The new Republican chairman of the Federal Communications Commission plans to let states decide which telecom providers can divvy out phone and internet subsidies to poor Americans. At the same time he’s rejecting Lifeline providers — including one serving school children — recently approved by the Obama administration.

FCC Chairman Ajit Pai announced plans Wednesday to transfer approval of applications to participate in the agency’s Lifeline program to states, where that power resided before the Obama administration’s FCC overhauled the program in 2016 and gave itself approval power.

“As we implement the Lifeline program – as with any program we administer – we must follow the law,” Pai said. “And the law here is clear: Congress gave state governments, not the FCC, the primary responsibility for approving which companies can participate in the Lifeline program under Section 214 of the Communications Act. This is how the program worked over two decades, over three Administrations, and over eight Chairmanships.”

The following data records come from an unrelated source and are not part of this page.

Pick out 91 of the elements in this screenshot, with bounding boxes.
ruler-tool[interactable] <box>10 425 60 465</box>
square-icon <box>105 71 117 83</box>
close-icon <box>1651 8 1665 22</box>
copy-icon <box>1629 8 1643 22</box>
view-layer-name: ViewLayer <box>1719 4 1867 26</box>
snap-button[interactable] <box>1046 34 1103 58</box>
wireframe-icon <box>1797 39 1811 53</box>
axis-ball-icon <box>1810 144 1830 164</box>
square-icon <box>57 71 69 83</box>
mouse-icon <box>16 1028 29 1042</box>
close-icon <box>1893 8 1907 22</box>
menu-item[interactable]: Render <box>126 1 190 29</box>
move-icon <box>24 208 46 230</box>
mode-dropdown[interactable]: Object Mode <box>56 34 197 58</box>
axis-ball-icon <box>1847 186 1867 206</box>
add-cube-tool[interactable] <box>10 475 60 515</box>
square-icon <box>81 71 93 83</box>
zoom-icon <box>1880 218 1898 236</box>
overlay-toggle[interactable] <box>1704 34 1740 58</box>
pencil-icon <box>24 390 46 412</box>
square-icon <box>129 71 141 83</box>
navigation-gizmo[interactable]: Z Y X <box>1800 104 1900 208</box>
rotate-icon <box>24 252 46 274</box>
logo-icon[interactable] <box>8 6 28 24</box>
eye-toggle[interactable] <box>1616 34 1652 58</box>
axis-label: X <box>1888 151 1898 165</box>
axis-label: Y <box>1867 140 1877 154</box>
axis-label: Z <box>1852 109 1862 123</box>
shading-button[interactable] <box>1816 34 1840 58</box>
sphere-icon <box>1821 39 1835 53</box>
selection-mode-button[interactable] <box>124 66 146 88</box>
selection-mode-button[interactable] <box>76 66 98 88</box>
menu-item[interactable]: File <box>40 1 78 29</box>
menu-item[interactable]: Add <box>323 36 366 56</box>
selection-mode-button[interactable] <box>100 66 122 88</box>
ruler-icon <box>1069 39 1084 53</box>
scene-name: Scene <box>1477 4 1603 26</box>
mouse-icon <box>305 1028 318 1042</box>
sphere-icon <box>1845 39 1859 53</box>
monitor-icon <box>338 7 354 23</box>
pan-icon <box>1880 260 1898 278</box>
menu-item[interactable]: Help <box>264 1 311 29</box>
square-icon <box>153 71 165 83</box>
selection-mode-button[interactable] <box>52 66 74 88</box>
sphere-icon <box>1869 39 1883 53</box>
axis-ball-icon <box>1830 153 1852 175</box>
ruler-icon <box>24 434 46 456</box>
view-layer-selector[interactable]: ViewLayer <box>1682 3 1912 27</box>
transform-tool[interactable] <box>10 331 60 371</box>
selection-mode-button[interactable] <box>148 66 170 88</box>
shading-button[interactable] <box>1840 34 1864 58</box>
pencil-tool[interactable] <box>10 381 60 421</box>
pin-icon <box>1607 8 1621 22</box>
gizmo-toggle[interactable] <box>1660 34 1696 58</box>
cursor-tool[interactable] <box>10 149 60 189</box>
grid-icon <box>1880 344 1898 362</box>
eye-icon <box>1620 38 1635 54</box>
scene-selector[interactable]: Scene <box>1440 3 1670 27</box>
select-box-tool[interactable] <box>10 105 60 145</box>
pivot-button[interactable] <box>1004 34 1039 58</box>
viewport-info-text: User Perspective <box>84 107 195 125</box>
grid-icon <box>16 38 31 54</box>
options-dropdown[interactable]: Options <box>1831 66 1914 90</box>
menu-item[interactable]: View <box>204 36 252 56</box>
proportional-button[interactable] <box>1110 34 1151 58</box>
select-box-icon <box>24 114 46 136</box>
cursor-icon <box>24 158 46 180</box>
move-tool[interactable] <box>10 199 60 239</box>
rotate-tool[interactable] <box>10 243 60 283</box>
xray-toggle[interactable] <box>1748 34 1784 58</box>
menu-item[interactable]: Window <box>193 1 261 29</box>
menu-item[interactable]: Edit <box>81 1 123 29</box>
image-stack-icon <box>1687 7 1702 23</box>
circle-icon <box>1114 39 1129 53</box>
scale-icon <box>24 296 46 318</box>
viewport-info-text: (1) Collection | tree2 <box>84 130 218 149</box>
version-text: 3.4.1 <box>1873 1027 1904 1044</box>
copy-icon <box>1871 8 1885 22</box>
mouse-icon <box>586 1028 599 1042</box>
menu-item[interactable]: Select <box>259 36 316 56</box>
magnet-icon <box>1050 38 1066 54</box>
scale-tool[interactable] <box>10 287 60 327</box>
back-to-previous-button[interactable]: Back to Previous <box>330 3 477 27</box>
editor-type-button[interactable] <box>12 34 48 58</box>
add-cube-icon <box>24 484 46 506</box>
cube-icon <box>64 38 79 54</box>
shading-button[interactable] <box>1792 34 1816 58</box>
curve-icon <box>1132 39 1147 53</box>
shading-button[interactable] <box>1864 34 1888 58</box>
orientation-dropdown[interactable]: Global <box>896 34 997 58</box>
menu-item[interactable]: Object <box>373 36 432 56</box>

Pai said the previous administration was guilty of “snatching this legal responsibility away from states and deciding to create its own federal ‘Lifeline Broadband Provider’ designation process.”

“At the time,” he continued, “I explained why the commission lacked the authority to do this.”

Pai voted against the Lifeline expansion plan after a bipartisan proposal with one of the FCC’s Democratic commissioners fell through, but he reiterated he supports adding broadband to the program that formerly only provided subsidies for phone service for as long as he’s chairman.

At the same time, he said the FCC will withdraw its defense against lawsuits from 12 states challenging the FCC’s Lifeline approval power in the D.C. Circuit Court of Appeals, and ask the court to send the case back to the agency.

“And the FCC will soon begin a proceeding to eliminate the new federal designation process,” Pai said.

Hanging in limbo are the applications of nine companies that received approval under then-Chairman Tom Wheeler weeks before Pai took the top office. The new Republican chairman suspended those applications shortly after taking office, pointing out all but one had yet to even take on Lifeline customers.

The exception was Kajeet, which partners with school districts in 41 states and Washington, D.C. to provide off-campus wireless broadband and phones for poor children to do homework. Now Pai is directing the FCC’s Wireline Competition Bureau to reject those applications.

“Hundreds of companies have been approved to participate in the Lifeline program through a lawful process,” Pai said. “Indeed, over 99.6 percent of Americans currently participating in the broadband portion of the program receive service from one of those companies.”

Pai encouraged new companies to “enter the program using this process.”

“Given this context, it would be irresponsible for the bureau to allow companies to sign up customers for subsidized broadband service through an unlawful federal authorization process that will soon be withdrawn,” he added. “This would force many consumers to switch broadband providers in a relatively short period of time, which wouldn’t be fair to them.”

Overall, nine suspensions out of Lifeline’s 900-plus providers affect less than 1 percent of companies participating in Lifeline. But that hasn’t stopped critics of Pai from slamming the chairman for taking actions that seemingly run counter to his pledge “to close the digital divide.”

“Chairman Pai committed that his leadership of the FCC would focus on closing the digital divide,” senior counsel Phillip Berenbroick of the consumer public policy group Public Knowledge said after Pai’s suspensions in February. “He has reneged on that commitment and signaled that the FCC might now be actively hostile toward small, competitive broadband providers and affordable access, which would exacerbate the digital divide.”